The Striga itself I wasn't happy with. It was too visually similar to the Ring Wraiths in the Lord of the Rings and the Dementors in Harry Potter and the Prisoner of Azkaban. There is only so many ways you can deal with figures in a ragged black cloak and skeletal hands without being repetitive and losing your scare factor. What should have been a scary thing, the creature that takes you from your bed and family in the dark, was more a regurgitated visual image. Overall I was happy with it visually, there was a nice mix of day and night scenes, we so rarely get to see the brothers moving around in the daylight it was a nice break creatively, and this week the usual desaturated colors were saved for the flashback scenes which lent a more vibrant realness to the current day scenes.
Trivia
Two other cities mentioned by Sam as having been hit by the disease before are Ogdenville a North Haverbrook were in the Simpson's episode Marge Vs the Monorail. They were the two cities before Springfield to get the monorail.

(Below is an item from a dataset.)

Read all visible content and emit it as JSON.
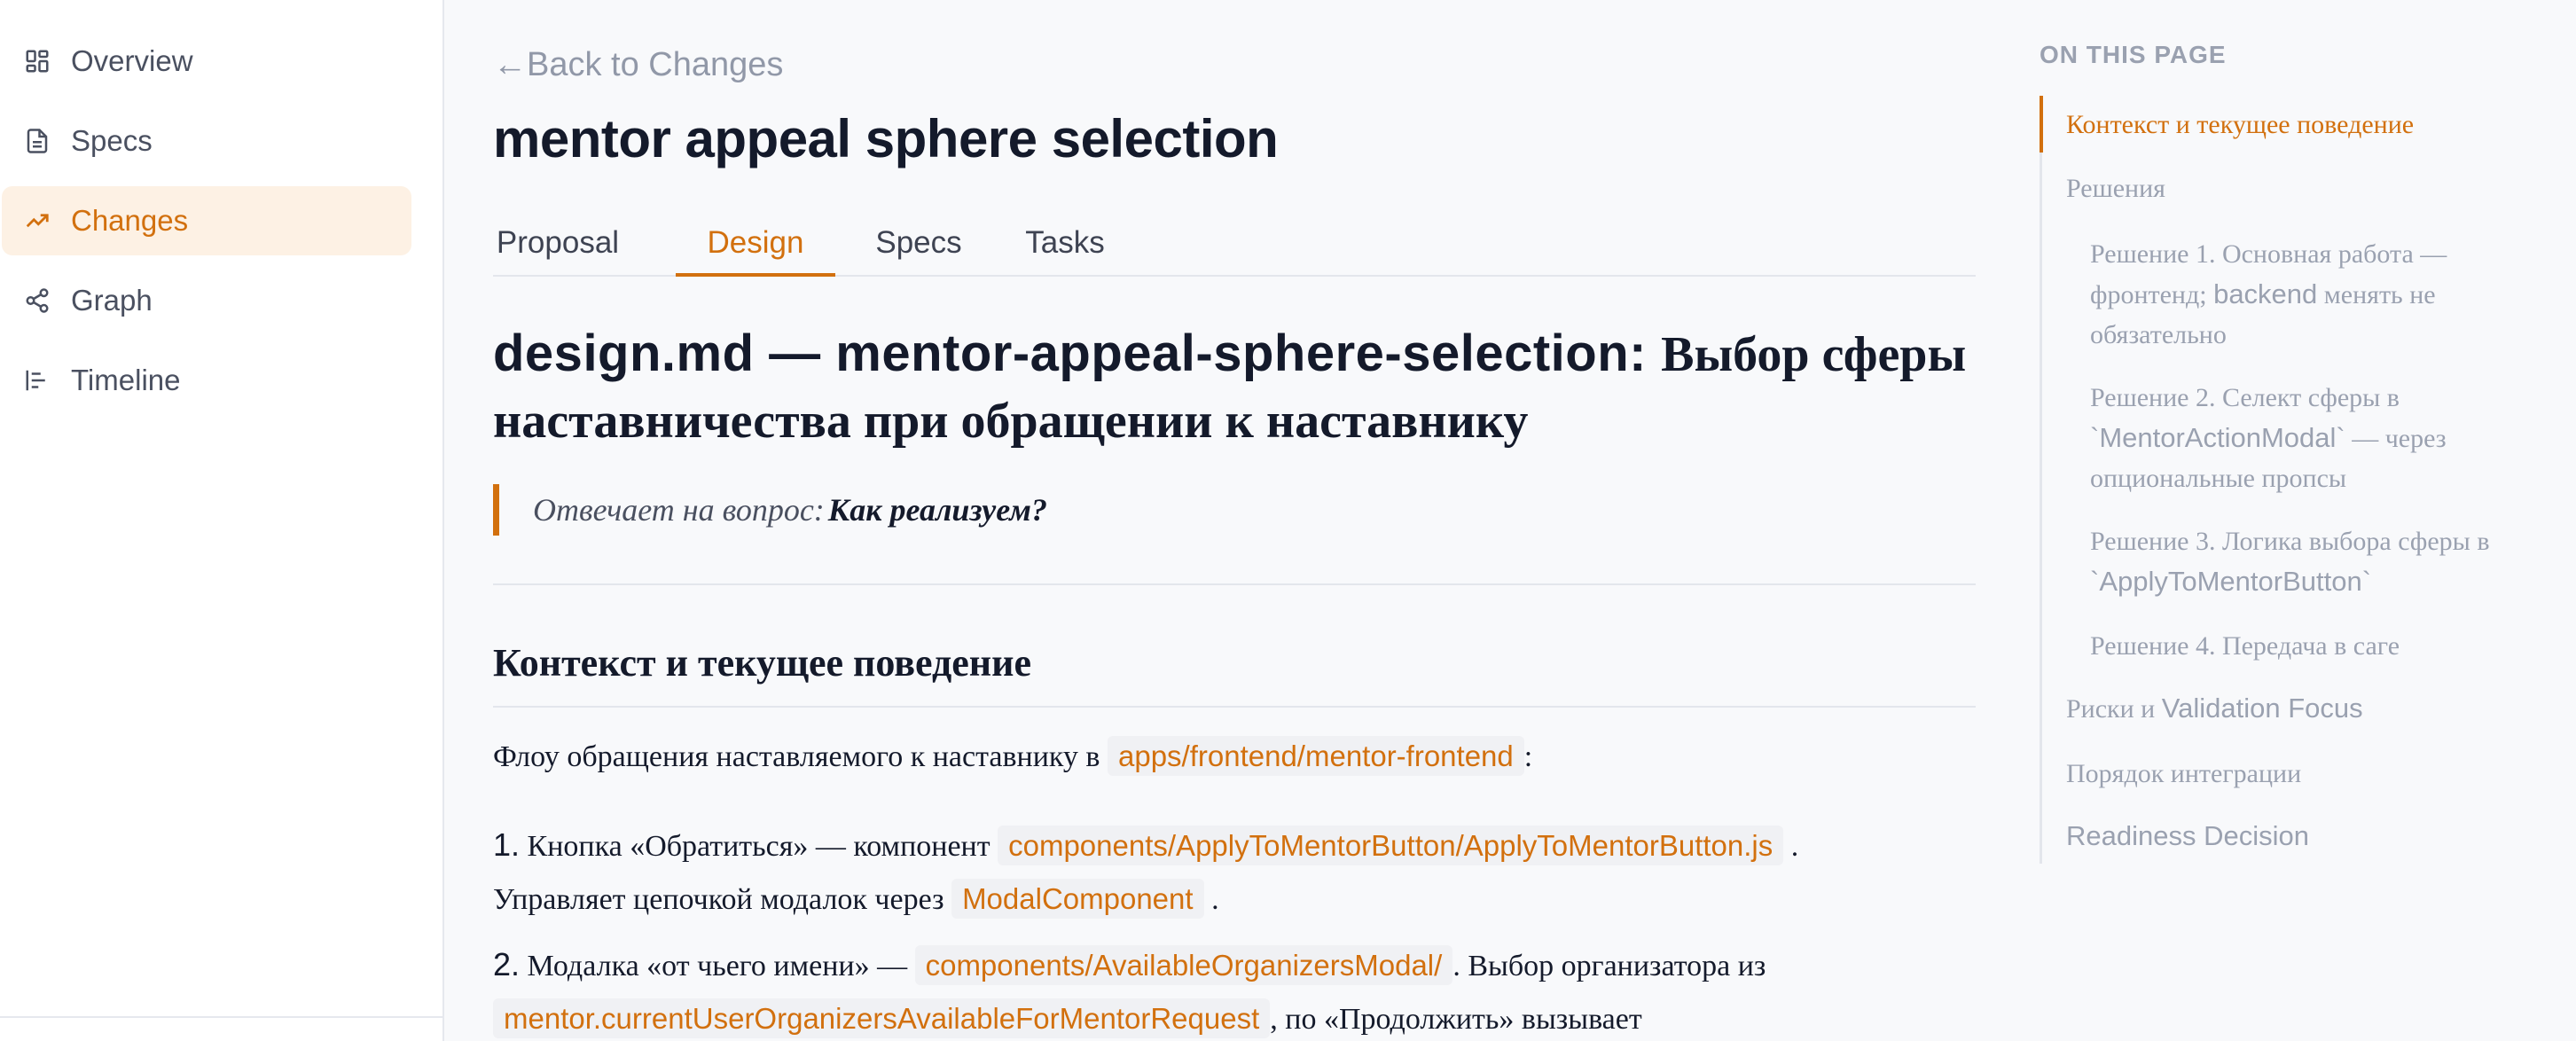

Something Wicked, the episode title refers to the Shakespeare quotation: “By the pricking of my thumbs, something wicked this way comes.” In MacBeth, as quoted by the second witch in the opening scene.
Striga is as plant known as “Witchweed” for it parasitic properties of attaching to other plants by the roots and robbing them of their nutrients, killing them and taking over whole fields in the process. It is also a term for a blood drinking creature that resembled an old woman but could turn into a bird of prey, usually screech owls. This probably gave rise to the legends of witches familiars and witches being able to fly.